Michael Fagan scaled the palace's 14-foot high wall before entering the building through an open window in what was later described as "one of the 20th century's worst royal security breaches," according to the Express.
He then found his way to the Queen's bedroom and sat on the edge of her bed. Her Majesty, who was inside the room, was able to contact security and Fagan was ultimately arrested.
Morgan added: "I don't believe for one minute they will stop having protection … what that model will look like is difficult to say.
"Based on the threat and risk scenario, we have two former senior members of the royal family — people who are internationally recognized.

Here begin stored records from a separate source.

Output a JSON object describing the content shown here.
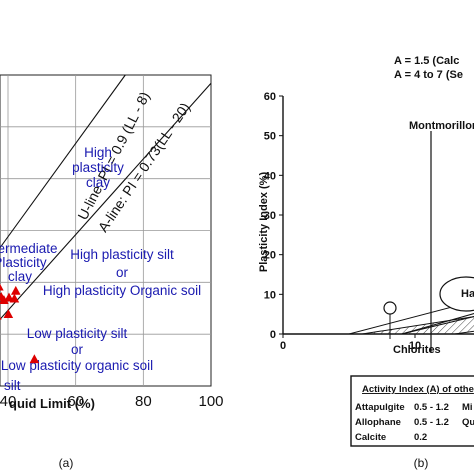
{
  "chart_data": [
    {
      "type": "scatter",
      "caption": "(a)",
      "xlabel_visible": "quid Limit (%)",
      "x_ticks": [
        "40",
        "60",
        "80",
        "100"
      ],
      "xlim": [
        35,
        100
      ],
      "ylim": [
        0,
        60
      ],
      "grid": true,
      "lines": [
        {
          "label": "U-line: PI = 0.9 (LL - 8)",
          "slope": 0.9,
          "offset": 8
        },
        {
          "label": "A-line: PI = 0.73(LL - 20)",
          "slope": 0.73,
          "offset": 20
        }
      ],
      "zones": [
        {
          "lines": [
            "High",
            "plasticity",
            "clay"
          ]
        },
        {
          "lines": [
            "Intermediate",
            "Plasticity",
            "clay"
          ]
        },
        {
          "lines": [
            "High plasticity silt",
            "or",
            "High plasticity Organic soil"
          ]
        },
        {
          "lines": [
            "Low plasticity silt",
            "or",
            "Low plasticity organic soil"
          ]
        },
        {
          "lines": [
            "silt"
          ]
        }
      ],
      "points": [
        {
          "x": 36.2,
          "y": 22.5
        },
        {
          "x": 37.3,
          "y": 19.2
        },
        {
          "x": 38.0,
          "y": 17.2
        },
        {
          "x": 38.8,
          "y": 16.6
        },
        {
          "x": 40.3,
          "y": 17.1
        },
        {
          "x": 41.9,
          "y": 16.9
        },
        {
          "x": 42.3,
          "y": 18.4
        },
        {
          "x": 36.7,
          "y": 13.6
        },
        {
          "x": 36.0,
          "y": 11.3
        },
        {
          "x": 40.1,
          "y": 13.9
        },
        {
          "x": 35.9,
          "y": 5.9
        },
        {
          "x": 47.8,
          "y": 5.2
        }
      ],
      "marker_color": "#dd0000"
    },
    {
      "type": "scatter",
      "caption": "(b)",
      "ylabel": "Plasticity Index (%)",
      "xlim": [
        0,
        60
      ],
      "ylim": [
        0,
        60
      ],
      "x_ticks": [
        "0",
        "10",
        "20",
        "30",
        "40",
        "50"
      ],
      "y_ticks": [
        "0",
        "10",
        "20",
        "30",
        "40",
        "50",
        "60"
      ],
      "header_lines": [
        "A = 1.5 (Calc",
        "A = 4 to 7 (Se"
      ],
      "labels": {
        "montmorillonite": "Montmorillon",
        "halloysite": "Halloys",
        "chlorites": "Chlorites"
      },
      "points": [
        {
          "x": 31.5,
          "y": 9.2
        },
        {
          "x": 33.0,
          "y": 12.5
        },
        {
          "x": 32.0,
          "y": 21.3
        },
        {
          "x": 36.0,
          "y": 26.1
        },
        {
          "x": 39.0,
          "y": 19.0
        },
        {
          "x": 39.5,
          "y": 21.3
        },
        {
          "x": 40.0,
          "y": 15.4
        },
        {
          "x": 41.0,
          "y": 22.6
        },
        {
          "x": 42.0,
          "y": 19.9
        },
        {
          "x": 43.0,
          "y": 18.5
        },
        {
          "x": 44.0,
          "y": 20.5
        },
        {
          "x": 44.5,
          "y": 17.1
        },
        {
          "x": 45.5,
          "y": 20.5
        },
        {
          "x": 46.5,
          "y": 22.6
        },
        {
          "x": 47.5,
          "y": 25.5
        },
        {
          "x": 47.5,
          "y": 27.6
        },
        {
          "x": 48.0,
          "y": 24.1
        },
        {
          "x": 48.5,
          "y": 20.2
        }
      ],
      "marker_color": "#dd0000",
      "activity_table": {
        "title": "Activity Index (A) of othe",
        "rows": [
          {
            "mineral": "Attapulgite",
            "value": "0.5 - 1.2",
            "extra": "Mi"
          },
          {
            "mineral": "Allophane",
            "value": "0.5 - 1.2",
            "extra": "Qu"
          },
          {
            "mineral": "Calcite",
            "value": "0.2",
            "extra": ""
          }
        ]
      }
    }
  ]
}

"They are very well known people, the duke is a war veteran, and you have the threat that could be somewhat heightened now. People's desire to find out what they're doing has increased, and people who wish to do them harm."
However, the UK could potentially still foot the bill
Buckingham Palace has not commented on whether it will provide security for the couple from April.
Harry and Markle said they will still "require effective security" on their Sussex Royal website, however they did not confirm if British taxpayers would continue to pay for this.
"It is agreed that The Duke and Duchess of Sussex will continue to require effective security to protect them and their son," the statement on their website read.
"This is based on The Duke's public profile by virtue of being born into The Royal Family, his military service, the Duchess' own independent profile, and the shared threat and risk level documented specifically over the last few years. No further details can be shared as this is classified information for safety reasons."
Morgan said: "Until things get ironed out, it's difficult to say where the protection package will sit, and who will pay for it.
"There is a lot of unanswered questions. The delivery of a protection package overseas is not unusual — the UK's prime minister will have holidays overseas where they have protection officers deployed."